National Federation Party candidate, Sashi Kiran says over the years she has witnessed marked increases in disabilities due to diabetes and it is common to see, when they enter villages and settlements, people living with disabilities struggling to receive care.
In a statement commemorating World Diabetes Day, Kiran says they often see people in the villages waiting to die because they can’t access dialysis.
Kiran says many severe sufferers of diabetes are amputees, who have limited mobility to toilets and bathrooms and if they even have wheelchairs, their wheelchair access in these settings is very limited.
She says reports indicate diseases arising from diabetes are the leading causes of death in the Fijian population and also rank as the highest in causing disabilities.
Kiran says each year on this day they hear promises about improvement but the opposite is happening.
She says during the pandemic it was very obvious that people with chronic diseases like diabetes and heart disease were forgotten.
The NFP candidate says the chronic diseases did not go away during the pandemic, but the Health Ministry seemed to think they did.
Kiran says clinics were cancelled and medications were restricted because of COVID restrictions and little or no thought was given to how to get medications to those who still needed them.

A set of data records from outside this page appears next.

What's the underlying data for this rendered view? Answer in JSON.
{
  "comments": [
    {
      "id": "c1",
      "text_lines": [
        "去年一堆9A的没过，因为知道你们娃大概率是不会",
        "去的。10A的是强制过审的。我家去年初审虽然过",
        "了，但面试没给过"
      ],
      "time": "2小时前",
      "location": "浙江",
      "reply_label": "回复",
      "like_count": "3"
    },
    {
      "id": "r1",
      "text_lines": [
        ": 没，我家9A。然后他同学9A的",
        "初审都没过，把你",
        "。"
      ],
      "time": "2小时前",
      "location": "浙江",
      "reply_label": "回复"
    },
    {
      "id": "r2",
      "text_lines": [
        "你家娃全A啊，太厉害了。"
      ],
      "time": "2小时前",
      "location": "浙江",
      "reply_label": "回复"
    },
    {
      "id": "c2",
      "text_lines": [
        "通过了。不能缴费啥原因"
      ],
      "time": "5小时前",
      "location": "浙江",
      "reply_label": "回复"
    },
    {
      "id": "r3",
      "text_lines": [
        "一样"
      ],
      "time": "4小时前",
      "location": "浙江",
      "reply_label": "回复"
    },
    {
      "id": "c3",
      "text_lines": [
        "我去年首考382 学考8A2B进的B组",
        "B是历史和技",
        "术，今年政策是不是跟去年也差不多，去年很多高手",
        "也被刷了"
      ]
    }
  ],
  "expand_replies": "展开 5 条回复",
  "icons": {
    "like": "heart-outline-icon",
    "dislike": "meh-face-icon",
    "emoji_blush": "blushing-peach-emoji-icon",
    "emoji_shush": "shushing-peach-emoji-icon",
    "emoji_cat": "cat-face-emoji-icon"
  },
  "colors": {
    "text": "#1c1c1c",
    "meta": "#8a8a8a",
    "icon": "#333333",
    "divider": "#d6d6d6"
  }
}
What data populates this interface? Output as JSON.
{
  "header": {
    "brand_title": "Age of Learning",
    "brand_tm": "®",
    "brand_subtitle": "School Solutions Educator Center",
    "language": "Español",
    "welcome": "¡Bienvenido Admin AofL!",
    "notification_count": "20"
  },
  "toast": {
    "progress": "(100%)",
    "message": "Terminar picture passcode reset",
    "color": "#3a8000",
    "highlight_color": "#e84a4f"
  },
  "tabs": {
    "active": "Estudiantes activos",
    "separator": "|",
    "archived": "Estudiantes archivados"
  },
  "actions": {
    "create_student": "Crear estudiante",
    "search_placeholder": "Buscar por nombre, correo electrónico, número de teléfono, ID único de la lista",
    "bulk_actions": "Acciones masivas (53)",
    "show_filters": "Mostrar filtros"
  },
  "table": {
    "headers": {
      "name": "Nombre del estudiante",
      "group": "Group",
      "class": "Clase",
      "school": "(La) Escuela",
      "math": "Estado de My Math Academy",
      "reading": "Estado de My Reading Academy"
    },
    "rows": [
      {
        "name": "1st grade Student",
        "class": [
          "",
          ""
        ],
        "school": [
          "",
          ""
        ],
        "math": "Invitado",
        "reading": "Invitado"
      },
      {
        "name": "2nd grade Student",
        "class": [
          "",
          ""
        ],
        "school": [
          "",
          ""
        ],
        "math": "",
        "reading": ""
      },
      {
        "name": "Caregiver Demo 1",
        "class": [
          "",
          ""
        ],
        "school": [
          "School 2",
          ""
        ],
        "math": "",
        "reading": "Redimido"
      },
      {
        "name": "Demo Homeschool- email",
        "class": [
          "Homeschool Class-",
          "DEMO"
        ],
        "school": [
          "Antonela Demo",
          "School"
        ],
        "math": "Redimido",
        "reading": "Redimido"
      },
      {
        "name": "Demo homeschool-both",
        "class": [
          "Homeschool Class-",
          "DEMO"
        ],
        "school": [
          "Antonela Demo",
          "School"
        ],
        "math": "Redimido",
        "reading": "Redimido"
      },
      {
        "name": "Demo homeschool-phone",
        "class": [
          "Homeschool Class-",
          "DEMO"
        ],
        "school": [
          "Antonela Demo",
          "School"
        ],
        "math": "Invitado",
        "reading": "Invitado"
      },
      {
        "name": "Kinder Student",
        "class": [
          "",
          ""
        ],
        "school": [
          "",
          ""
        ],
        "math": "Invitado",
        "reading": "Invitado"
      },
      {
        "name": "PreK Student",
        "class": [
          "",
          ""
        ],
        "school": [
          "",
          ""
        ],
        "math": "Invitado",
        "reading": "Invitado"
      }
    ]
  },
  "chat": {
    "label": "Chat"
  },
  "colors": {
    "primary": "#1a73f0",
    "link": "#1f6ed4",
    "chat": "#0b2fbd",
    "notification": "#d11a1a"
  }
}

She further says many people living with diabetes are unable to get access to medication on time, or at all.
She also says amputees cannot attend clinics as they do not have access to transportation while in other countries, health professionals travel to them – but in the Fijian health system, there is no money for Community Rehabilitation Assistants.
She stresses Fiji has a high rate of end-stage kidney disease where chronic kidney disease is currently the fourth highest cause of death.
Kiran says there has been so much talk about dialysis but very little meaningful help is provided for those with no money.
Kiran stresses we need urgent attention given to NCDs like diabetes as they affect one in three people in Fiji.
She says relevant education, accessible care centre, availability of transportation and mobility devices and reasonable welfare assistance are basic steps.
She also says these must be combined with improved health care facilities and accessible medications on time.
The former CEO and founder of FRIEND Fiji says she knows from her experience that if Government can build meaningful partnerships with community and faith-based organisations, they can provide this help more efficiently and effectively and at less cost.
She says partnership is the key and working together and bringing our resources together is the way to go.
Kiran adds that is what she knows about and that is one of the things she can contribute to change the lives of some of our most vulnerable people. We have also sent questions to the Permanent Secretary of Health, Doctor James Fong. He is yet to respond.